Ming recently fixed an issue with the review counts in the scoring, so the scores have change quite a bit...mostly b/c of increased reviews. Will post those here next. Also, need to go back and run the old version of the tests without poi to poi.

bwitham commented 8 years ago

EDIT

866 may or may not be relevant now...won't know until I look at the output closely again.

bwitham commented 8 years ago

EDIT

Test D is crashing in the RemovePoiToPoiRefs.js script with "Found a REF2 that references a non-existing REF1." I'm not sure its worth trying to fix at this point yet.

bwitham commented 8 years ago

EDIT

drew-bower commented 8 years ago

@bwitham would it be helpful to get some GA eye balls on this to work with you?

bwitham commented 8 years ago

Yeah, it might. At this point there are too many reviews being generated, especially in cases where there should be no match happening at all between a poi and a building. I'm trying to pick out the best (easiest) examples from that category to focus on changing hoot to classify them correctly.
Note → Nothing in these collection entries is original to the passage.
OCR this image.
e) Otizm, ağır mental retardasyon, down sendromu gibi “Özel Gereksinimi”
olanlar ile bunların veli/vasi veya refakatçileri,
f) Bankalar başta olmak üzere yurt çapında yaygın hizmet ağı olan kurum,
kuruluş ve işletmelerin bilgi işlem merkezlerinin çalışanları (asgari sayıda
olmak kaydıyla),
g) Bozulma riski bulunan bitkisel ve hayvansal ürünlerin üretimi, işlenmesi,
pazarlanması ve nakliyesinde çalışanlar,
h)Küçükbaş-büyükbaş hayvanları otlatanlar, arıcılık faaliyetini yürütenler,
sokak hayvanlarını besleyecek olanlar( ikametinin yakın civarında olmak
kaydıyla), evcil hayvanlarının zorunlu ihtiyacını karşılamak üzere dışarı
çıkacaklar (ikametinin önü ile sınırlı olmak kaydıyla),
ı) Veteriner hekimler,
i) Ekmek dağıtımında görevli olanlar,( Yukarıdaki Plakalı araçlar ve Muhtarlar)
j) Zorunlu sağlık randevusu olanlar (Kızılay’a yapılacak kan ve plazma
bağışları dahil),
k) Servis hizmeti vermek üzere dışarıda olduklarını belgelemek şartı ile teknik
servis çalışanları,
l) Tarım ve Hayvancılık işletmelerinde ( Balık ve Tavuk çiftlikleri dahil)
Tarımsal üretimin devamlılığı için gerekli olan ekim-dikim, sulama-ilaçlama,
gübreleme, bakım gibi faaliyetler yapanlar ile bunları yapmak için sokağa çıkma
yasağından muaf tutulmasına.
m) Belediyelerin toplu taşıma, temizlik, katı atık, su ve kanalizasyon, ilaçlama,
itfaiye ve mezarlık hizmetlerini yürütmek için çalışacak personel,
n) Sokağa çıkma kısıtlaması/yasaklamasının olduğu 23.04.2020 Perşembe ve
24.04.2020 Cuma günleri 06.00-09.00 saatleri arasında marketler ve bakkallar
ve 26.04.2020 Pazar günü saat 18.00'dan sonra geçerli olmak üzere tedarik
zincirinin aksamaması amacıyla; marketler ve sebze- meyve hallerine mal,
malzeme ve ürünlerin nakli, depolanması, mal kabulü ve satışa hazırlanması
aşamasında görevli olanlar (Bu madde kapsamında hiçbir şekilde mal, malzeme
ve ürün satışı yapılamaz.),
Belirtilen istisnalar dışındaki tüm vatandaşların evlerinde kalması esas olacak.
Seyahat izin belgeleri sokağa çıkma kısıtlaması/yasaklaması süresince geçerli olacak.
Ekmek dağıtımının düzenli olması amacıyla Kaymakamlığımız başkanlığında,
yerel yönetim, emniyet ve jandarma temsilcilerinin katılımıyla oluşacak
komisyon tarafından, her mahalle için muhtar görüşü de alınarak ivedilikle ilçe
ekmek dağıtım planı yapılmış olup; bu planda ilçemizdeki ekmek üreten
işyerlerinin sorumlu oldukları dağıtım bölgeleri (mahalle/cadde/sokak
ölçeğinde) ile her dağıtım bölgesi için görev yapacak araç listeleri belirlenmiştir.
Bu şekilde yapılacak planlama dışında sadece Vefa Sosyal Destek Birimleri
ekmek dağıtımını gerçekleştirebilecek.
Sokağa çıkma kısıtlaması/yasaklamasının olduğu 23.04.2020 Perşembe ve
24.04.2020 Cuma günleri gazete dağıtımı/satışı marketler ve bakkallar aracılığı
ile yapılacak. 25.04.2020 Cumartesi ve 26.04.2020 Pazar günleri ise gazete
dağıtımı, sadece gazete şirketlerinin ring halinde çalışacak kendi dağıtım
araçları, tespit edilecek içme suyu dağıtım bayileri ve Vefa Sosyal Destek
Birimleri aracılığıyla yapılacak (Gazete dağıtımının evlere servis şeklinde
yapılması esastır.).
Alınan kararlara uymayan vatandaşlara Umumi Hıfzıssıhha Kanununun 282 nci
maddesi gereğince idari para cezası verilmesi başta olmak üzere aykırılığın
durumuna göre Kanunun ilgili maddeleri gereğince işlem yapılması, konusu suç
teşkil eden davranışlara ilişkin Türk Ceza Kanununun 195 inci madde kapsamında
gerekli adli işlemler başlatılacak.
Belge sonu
I'm starting this process with two of the smaller datasets, A and B. The other two datasets, tests C and D, are fairly large and will take more time to sift through.

sisskind commented 8 years ago

@bwitham sounds good -- give a holler if you need extra eyes.

drew-bower commented 8 years ago

Ok let's do it.

@sisskind let's get Berkeley and Walton involved here.

bwitham commented 8 years ago

Just realized I need to redo the starting scores from 6/15/16, given Ming's scoring bug fix. The starting scores are misleading otherwise.

bwitham commented 8 years ago

@sisskind Thanks, will do.

bwitham commented 8 years ago

@sisskind @drew-bower Thought about this some more yesterday... I want to work for the next couple weeks on fixing some immediate issues with the conflation I've seen before having anybody try it out at this point. After I work through those, I'll create some instructions for manually enabling poi to building conflation in the UI and then others can run some datasets through it and provide feedback, which may help me find additional things that can be improved. thanks.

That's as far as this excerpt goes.